Entscheidungsstichwort (Thema)

Gesamtabwägung zur Prüfung eines Rechtsmissbrauchs gemäß § 8 Abs. 4 UWG

 

Leitsatz (amtlich)

Zur Gesamtabwägung einer Vielzahl von Indizien und Umständen bei der Prüfung, ob eine rechtsmissbräuchliche Geltendmachung eines wettbewerbsrechtlichen Unterlassungsanspruches vorliegt (hier: Abmahnungen im Zusammenhang mit der Kennzeichnung von Briefkästen).

 

Normenkette

UWG §§ 3, 5 Abs. 1 Nr. 1, § 8 Abs. 4

 

Verfahrensgang

LG Hildesheim (Urteil vom 27.04.2016; Aktenzeichen 11 O 28/15)

 

Tenor

I. Auf die Berufung der Klägerin wird das am 27.4.2016 verkündete Urteil des Einzelrichters der 11. Zivilkammer des LG Hildesheim abgeändert.

1. Die Beklagte wird verurteilt, es zu unterlassen, im geschäftlichen Verkehr zu Zwecken des Wettbewerbs Produkte im Marktsegment Postkästen und Zeitungsrollen in den Verkehr zu bringen

a) mit einer Formulierung

"Umweltfreundlich produziert"

wie aus den nachfolgend eingeblendeten Anlagen FN 5 oder FN 6 ersichtlich geschehen;

(nicht darstellbar)

2. Der Beklagten wird für jeden Fall der Zuwiderhandlung gegen die Verpflichtungen zu Ziffern 1. a) und 1. b) ein Ordnungsgeld bis zu 250.000 EUR und für den Fall, dass dieses nicht beigetrieben werden kann, Ordnungshaft oder Ordnungshaft bis zu 6 Monaten angedroht.

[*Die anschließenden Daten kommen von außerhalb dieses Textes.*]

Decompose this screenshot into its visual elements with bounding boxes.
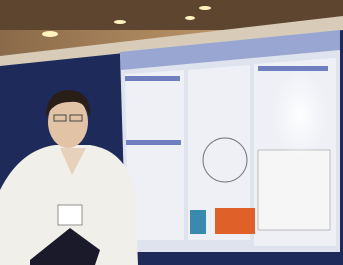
ceiling-light	[114, 20, 126, 24]
page	[0, 0, 343, 265]
photo	[0, 0, 343, 265]
name-badge	[58, 205, 82, 225]
diagram-box	[215, 208, 255, 234]
section-bar	[258, 66, 328, 71]
section-bar	[125, 76, 180, 81]
plot	[258, 150, 330, 230]
diagram-box	[190, 210, 206, 234]
ceiling-light	[42, 31, 58, 37]
flash-glare	[272, 70, 328, 160]
ceiling-light	[185, 16, 195, 20]
section-bar	[126, 140, 181, 145]
ceiling-light	[199, 6, 211, 10]
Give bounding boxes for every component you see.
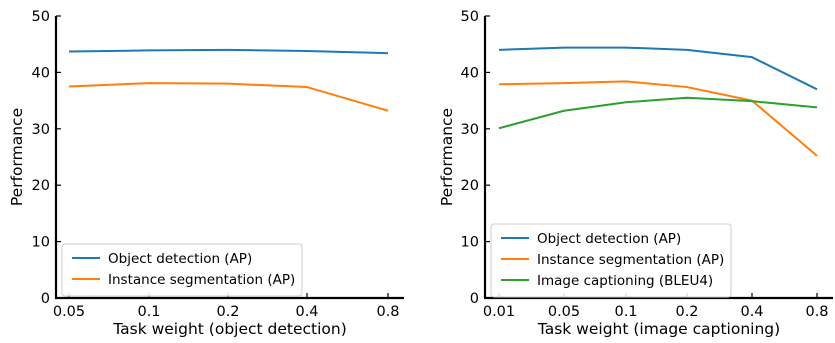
y-tick-label: 30 (461, 122, 479, 138)
y-tick-label: 10 (461, 235, 479, 251)
legend-label-1: Object detection (AP) (108, 251, 252, 267)
series-line-2 (68, 82, 389, 112)
x-axis-label: Task weight (image captioning) (537, 320, 780, 338)
legend: Object detection (AP) Instance segmentati… (61, 243, 303, 297)
x-tick-label: 0.05 (548, 304, 580, 320)
x-tick-label: 0.8 (805, 304, 828, 320)
y-tick-label: 0 (41, 291, 50, 307)
x-tick-label: 0.1 (614, 304, 637, 320)
y-tick-label: 50 (461, 9, 479, 25)
y-tick-label: 50 (32, 9, 50, 25)
y-axis-label: Performance (438, 108, 456, 206)
chart-panel-2: 0 10 20 30 40 50 0.01 0.05 0.1 0.2 0.4 0.8 Task weig… (438, 9, 833, 338)
x-tick-label: 0.05 (53, 304, 85, 320)
x-tick-label: 0.4 (740, 304, 763, 320)
y-tick-label: 10 (32, 235, 50, 251)
y-tick-label: 20 (32, 178, 50, 194)
x-tick-label: 0.4 (295, 304, 318, 320)
series-line-3 (498, 96, 818, 130)
legend-box (61, 243, 303, 297)
legend-label-2: Instance segmentation (AP) (108, 272, 295, 288)
y-axis-label: Performance (8, 108, 26, 206)
x-axis-label: Task weight (object detection) (112, 320, 347, 338)
x-tick-label: 0.2 (216, 304, 239, 320)
legend-label-2: Instance segmentation (AP) (537, 252, 724, 268)
series-line-1 (498, 46, 818, 91)
legend-label-1: Object detection (AP) (537, 231, 681, 247)
y-tick-label: 30 (32, 122, 50, 138)
series-line-1 (68, 48, 389, 55)
y-tick-label: 40 (461, 65, 479, 81)
legend-box (490, 223, 732, 298)
y-tick-label: 40 (32, 65, 50, 81)
chart-panel-1: 0 10 20 30 40 50 0.05 0.1 0.2 0.4 0.8 Task weight (… (8, 9, 404, 338)
legend: Object detection (AP) Instance segmentati… (490, 223, 732, 298)
x-tick-label: 0.8 (376, 304, 399, 320)
series-line-2 (498, 80, 818, 157)
y-tick-label: 20 (461, 178, 479, 194)
legend-label-3: Image captioning (BLEU4) (537, 273, 713, 289)
x-tick-label: 0.1 (137, 304, 160, 320)
y-tick-label: 0 (470, 291, 479, 307)
x-tick-label: 0.01 (483, 304, 515, 320)
x-tick-label: 0.2 (675, 304, 698, 320)
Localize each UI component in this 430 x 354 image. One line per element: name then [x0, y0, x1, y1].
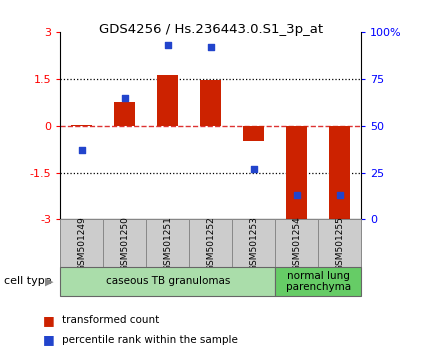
Bar: [243, 126, 264, 141]
Bar: [60, 267, 275, 296]
Bar: [146, 219, 189, 267]
Bar: [232, 219, 275, 267]
Text: caseous TB granulomas: caseous TB granulomas: [105, 276, 230, 286]
Bar: [329, 126, 350, 221]
Text: ■: ■: [43, 333, 55, 346]
Point: [78, 147, 85, 153]
Point: [250, 166, 257, 172]
Bar: [200, 80, 221, 126]
Text: normal lung
parenchyma: normal lung parenchyma: [286, 270, 351, 292]
Bar: [71, 125, 92, 126]
Point: [164, 42, 171, 48]
Point: [336, 192, 343, 198]
Point: [121, 95, 128, 101]
Point: [207, 44, 214, 50]
Bar: [60, 219, 103, 267]
Text: GSM501252: GSM501252: [206, 216, 215, 271]
Bar: [275, 219, 318, 267]
Bar: [103, 219, 146, 267]
Text: ■: ■: [43, 314, 55, 327]
Text: GSM501251: GSM501251: [163, 216, 172, 271]
Text: percentile rank within the sample: percentile rank within the sample: [62, 335, 238, 345]
Point: [293, 192, 300, 198]
Text: GSM501254: GSM501254: [292, 216, 301, 271]
Text: GSM501255: GSM501255: [335, 216, 344, 271]
Text: transformed count: transformed count: [62, 315, 160, 325]
Text: GSM501250: GSM501250: [120, 216, 129, 271]
Bar: [318, 219, 361, 267]
Text: cell type: cell type: [4, 276, 52, 286]
Text: GDS4256 / Hs.236443.0.S1_3p_at: GDS4256 / Hs.236443.0.S1_3p_at: [98, 23, 323, 36]
Text: GSM501253: GSM501253: [249, 216, 258, 271]
Bar: [189, 219, 232, 267]
Bar: [157, 75, 178, 126]
Bar: [275, 267, 361, 296]
Text: ▶: ▶: [45, 276, 54, 286]
Text: GSM501249: GSM501249: [77, 216, 86, 271]
Bar: [286, 126, 307, 223]
Bar: [114, 102, 135, 126]
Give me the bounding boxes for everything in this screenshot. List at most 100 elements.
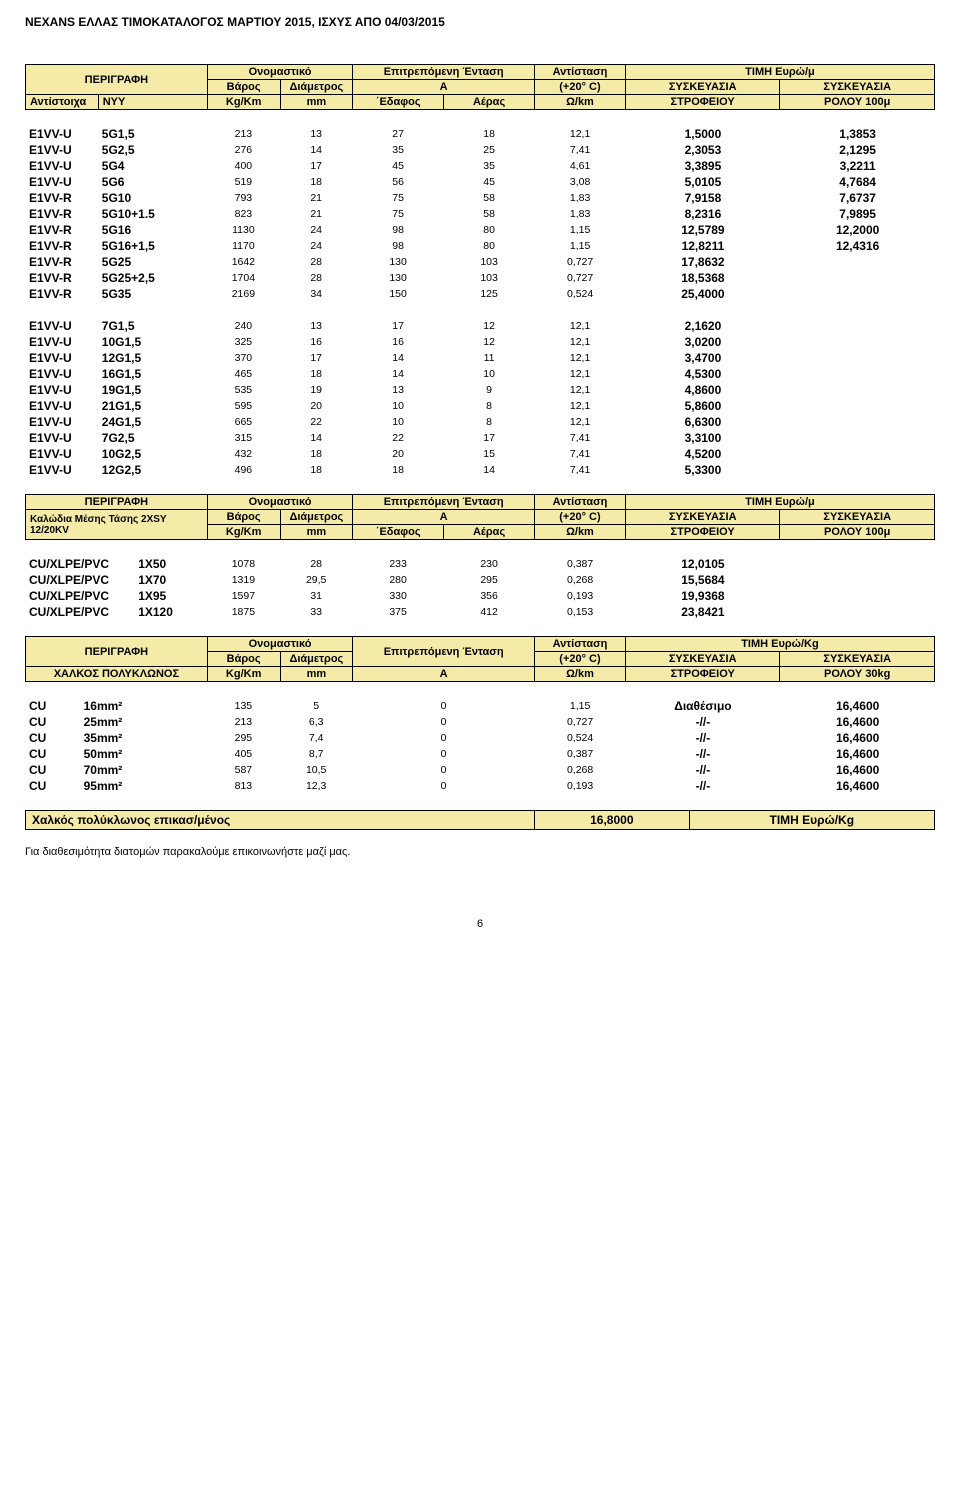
- cell: E1VV-U: [25, 398, 98, 414]
- table-row: CU/XLPE/PVC1X501078282332300,38712,0105: [25, 556, 935, 572]
- h2-nom: Ονομαστικό: [207, 495, 352, 510]
- cell: 80: [444, 238, 535, 254]
- cell: 12: [444, 334, 535, 350]
- cell: 19,9368: [626, 588, 781, 604]
- cell: 793: [207, 190, 280, 206]
- table-row: E1VV-U16G1,546518141012,14,5300: [25, 366, 935, 382]
- cell: 5G2,5: [98, 142, 207, 158]
- cell: 12,1: [535, 382, 626, 398]
- cell: 2169: [207, 286, 280, 302]
- h-nom: Ονομαστικό: [207, 65, 352, 80]
- table-row: E1VV-U5G2,52761435257,412,30532,1295: [25, 142, 935, 158]
- h3-roll: ΡΟΛΟΥ 30kg: [780, 667, 935, 682]
- table-row: E1VV-U24G1,56652210812,16,6300: [25, 414, 935, 430]
- cell: [780, 334, 935, 350]
- cell: 18: [444, 126, 535, 142]
- cell: 5G4: [98, 158, 207, 174]
- cell: 6,3: [280, 714, 353, 730]
- cell: 18: [280, 366, 353, 382]
- cell: 400: [207, 158, 280, 174]
- cell: 135: [207, 698, 280, 714]
- cell: E1VV-U: [25, 462, 98, 478]
- h-kgkm: Kg/Km: [207, 95, 280, 110]
- cell: 8,2316: [626, 206, 781, 222]
- cell: 1X120: [134, 604, 207, 620]
- cell: 16: [353, 334, 444, 350]
- cell: E1VV-U: [25, 126, 98, 142]
- cell: E1VV-R: [25, 206, 98, 222]
- cell: 3,3895: [626, 158, 781, 174]
- cell: -//-: [626, 746, 781, 762]
- cell: 5G1,5: [98, 126, 207, 142]
- table-row: CU50mm²4058,700,387-//-16,4600: [25, 746, 935, 762]
- cell: 1170: [207, 238, 280, 254]
- cell: -//-: [626, 730, 781, 746]
- cell: 5G35: [98, 286, 207, 302]
- cell: 12,1: [535, 126, 626, 142]
- cell: 75: [353, 206, 444, 222]
- h-res: Αντίσταση: [535, 65, 626, 80]
- summary-unit: ΤΙΜΗ Ευρώ/Kg: [689, 811, 934, 830]
- cell: 1130: [207, 222, 280, 238]
- cell: 12,8211: [626, 238, 781, 254]
- cell: 230: [444, 556, 535, 572]
- cell: 3,4700: [626, 350, 781, 366]
- cell: 10G2,5: [98, 446, 207, 462]
- cell: 24: [280, 222, 353, 238]
- cell: 3,2211: [780, 158, 935, 174]
- h3-diam: Διάμετρος: [280, 652, 353, 667]
- h-roll: ΡΟΛΟΥ 100μ: [780, 95, 935, 110]
- summary-val: 16,8000: [535, 811, 690, 830]
- table-row: E1VV-U7G2,53151422177,413,3100: [25, 430, 935, 446]
- cell: 0: [353, 746, 535, 762]
- cell: 295: [207, 730, 280, 746]
- cell: 2,1295: [780, 142, 935, 158]
- cell: 95mm²: [80, 778, 207, 794]
- footer-note: Για διαθεσιμότητα διατομών παρακαλούμε ε…: [25, 846, 935, 858]
- cell: [780, 556, 935, 572]
- cell: 31: [280, 588, 353, 604]
- cell: 130: [353, 254, 444, 270]
- cell: 35mm²: [80, 730, 207, 746]
- cell: 5,0105: [626, 174, 781, 190]
- cell: 56: [353, 174, 444, 190]
- cell: 13: [353, 382, 444, 398]
- cell: Διαθέσιμο: [626, 698, 781, 714]
- h-weight: Βάρος: [207, 80, 280, 95]
- cell: E1VV-U: [25, 366, 98, 382]
- cell: 5G10+1.5: [98, 206, 207, 222]
- cell: 315: [207, 430, 280, 446]
- h-diam: Διάμετρος: [280, 80, 353, 95]
- table-row: CU/XLPE/PVC1X70131929,52802950,26815,568…: [25, 572, 935, 588]
- h3-pack2: ΣΥΣΚΕΥΑΣΙΑ: [780, 652, 935, 667]
- cell: 12,1: [535, 398, 626, 414]
- cell: 10,5: [280, 762, 353, 778]
- h3-desc: ΠΕΡΙΓΡΑΦΗ: [26, 637, 208, 667]
- cell: 21G1,5: [98, 398, 207, 414]
- cell: 29,5: [280, 572, 353, 588]
- cell: 1704: [207, 270, 280, 286]
- cell: 7G2,5: [98, 430, 207, 446]
- cell: E1VV-R: [25, 286, 98, 302]
- cell: 0,268: [535, 762, 626, 778]
- table-row: CU35mm²2957,400,524-//-16,4600: [25, 730, 935, 746]
- cell: 0,524: [535, 730, 626, 746]
- cell: 7,9895: [780, 206, 935, 222]
- cell: E1VV-U: [25, 318, 98, 334]
- cell: [780, 398, 935, 414]
- cell: 22: [353, 430, 444, 446]
- cell: 1,15: [535, 222, 626, 238]
- cell: [780, 366, 935, 382]
- cell: 58: [444, 206, 535, 222]
- cell: 16,4600: [780, 714, 935, 730]
- h2-sub: Καλώδια Μέσης Τάσης 2XSY 12/20KV: [26, 510, 208, 540]
- cell: 7,41: [535, 462, 626, 478]
- cell: 14: [444, 462, 535, 478]
- cell: 15,5684: [626, 572, 781, 588]
- cell: 4,8600: [626, 382, 781, 398]
- h-ground: ΄Εδαφος: [353, 95, 444, 110]
- cell: 4,7684: [780, 174, 935, 190]
- cell: 16,4600: [780, 746, 935, 762]
- cell: 10G1,5: [98, 334, 207, 350]
- h-ohm: Ω/km: [535, 95, 626, 110]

3. Die Beklagte wird verurteilt, der Klägerin außergerichtliche Rechtsverfolgungskosten in Höhe von 984,60 EUR nebst Zinsen in Höhe von 5 Prozentpunkten über dem jeweiligen Basiszinssatz seit dem 1.9.2015 zu erstatten.

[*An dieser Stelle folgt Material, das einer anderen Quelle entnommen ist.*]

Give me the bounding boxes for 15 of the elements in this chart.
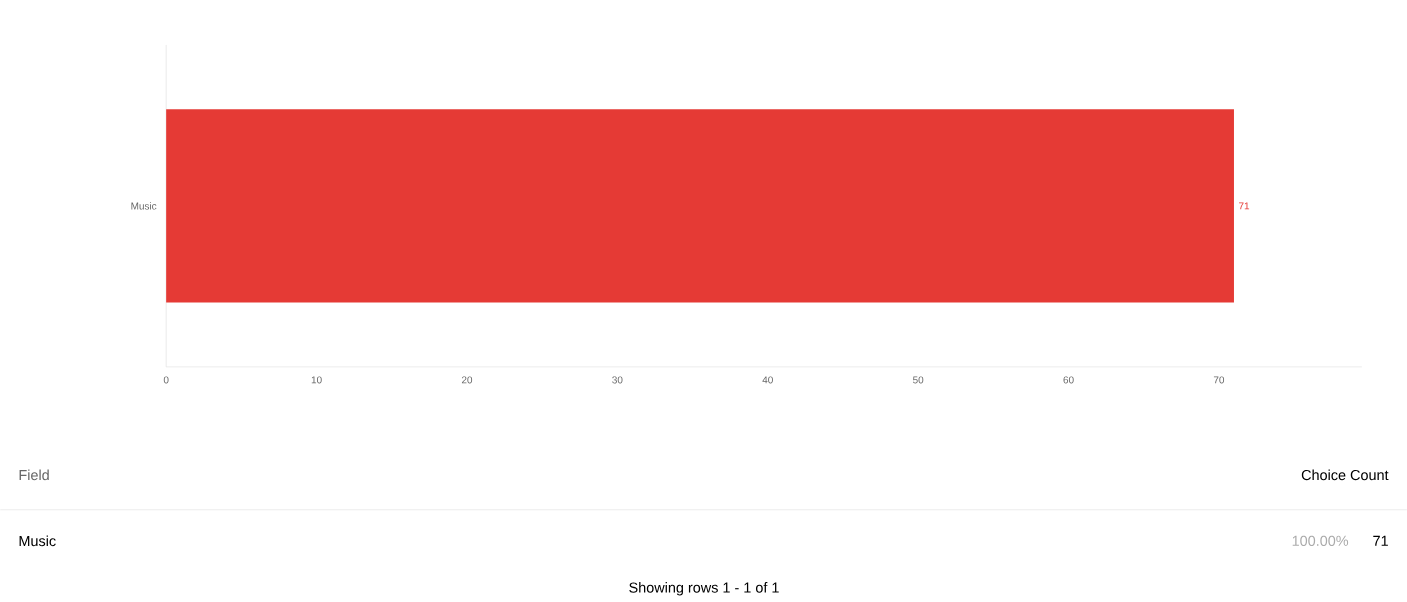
text: Field: [19, 469, 49, 481]
x-tick-label: 20: [461, 376, 473, 384]
text: Showing rows 1 - 1 of 1: [629, 582, 779, 596]
text: 71: [1373, 535, 1388, 546]
text: Choice Count: [1301, 469, 1389, 481]
x-tick-label: 30: [612, 376, 623, 384]
x-tick-label: 60: [1063, 376, 1074, 384]
text: Music: [19, 535, 56, 547]
data-label: 71: [1239, 202, 1250, 210]
text: 100.00%: [1292, 535, 1349, 547]
x-tick-label: 50: [913, 376, 924, 384]
x-tick-label: 70: [1213, 376, 1225, 384]
x-tick-label: 40: [762, 376, 773, 384]
x-tick-label: 0: [163, 376, 169, 384]
x-tick-label: 10: [311, 376, 322, 384]
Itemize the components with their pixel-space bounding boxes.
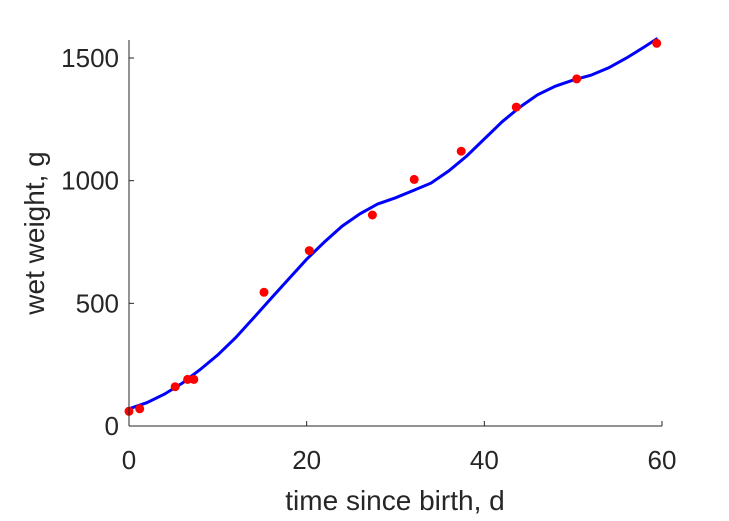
data-points (124, 38, 662, 416)
data-point (511, 102, 521, 112)
data-point (135, 404, 145, 414)
data-point (304, 246, 314, 256)
y-axis-ticks: 0 500 1000 1500 (61, 43, 134, 441)
x-tick-label: 40 (470, 445, 499, 475)
x-axis-ticks: 0 20 40 60 (122, 421, 677, 475)
x-tick-label: 60 (648, 445, 677, 475)
data-point (456, 146, 466, 156)
data-point (170, 382, 180, 392)
axes: 0 20 40 60 0 500 1000 1500 (61, 40, 676, 475)
data-point (259, 287, 269, 297)
y-axis-label: wet weight, g (19, 151, 50, 315)
fit-curve (128, 37, 659, 411)
data-point (572, 74, 582, 84)
plot-area (124, 37, 662, 416)
data-point (652, 38, 662, 48)
x-axis-label: time since birth, d (285, 485, 504, 516)
y-tick-label: 0 (105, 411, 119, 441)
data-point (409, 174, 419, 184)
data-point (183, 374, 193, 384)
x-tick-label: 0 (122, 445, 136, 475)
y-tick-label: 500 (76, 288, 119, 318)
x-tick-label: 20 (292, 445, 321, 475)
y-tick-label: 1000 (61, 166, 119, 196)
data-point (367, 210, 377, 220)
data-point (189, 374, 199, 384)
y-tick-label: 1500 (61, 43, 119, 73)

II. Die Beklagte hat die Kosten des Rechtsstreits beider Instanzen zu tragen mit Ausnahme der außergerichtlichen Kosten ihrer Streithelferin; diese trägt die Streithelferin selbst.

III. Das Urteil ist vorläufig vollstreckbar.

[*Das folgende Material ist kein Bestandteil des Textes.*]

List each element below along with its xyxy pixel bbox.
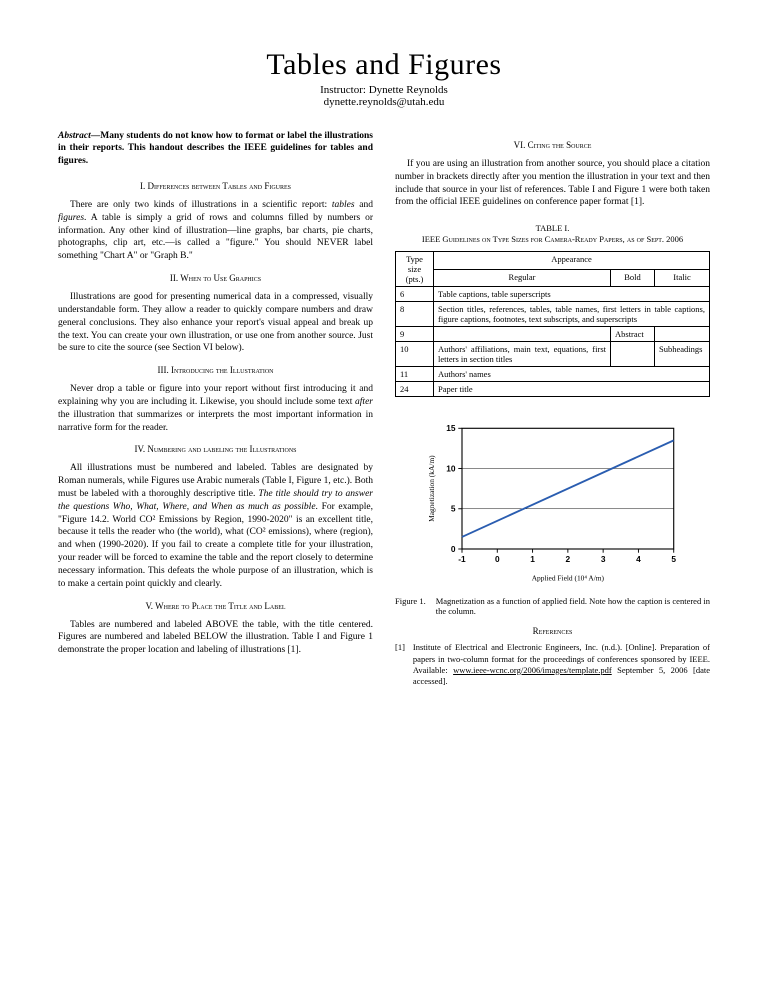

IV. Die Revision wird nicht zugelassen.

V. Der Streitwert für das Berufungsverfahren wird auf 20.000 EUR festgesetzt.

 

Gründe

I. Die Klägerin, die als Zwischenhändlerin unter anderem von der Streithelferin hergestellte Briefkästen und Zeitungsrollen veräußert, macht gegen die beklagte Gesellschafterin der "H.-Gruppe" und Betreiberin eines Baumarktes wettbewerbsrechtliche Unterlassungsansprüche sowie Abmahnkosten geltend.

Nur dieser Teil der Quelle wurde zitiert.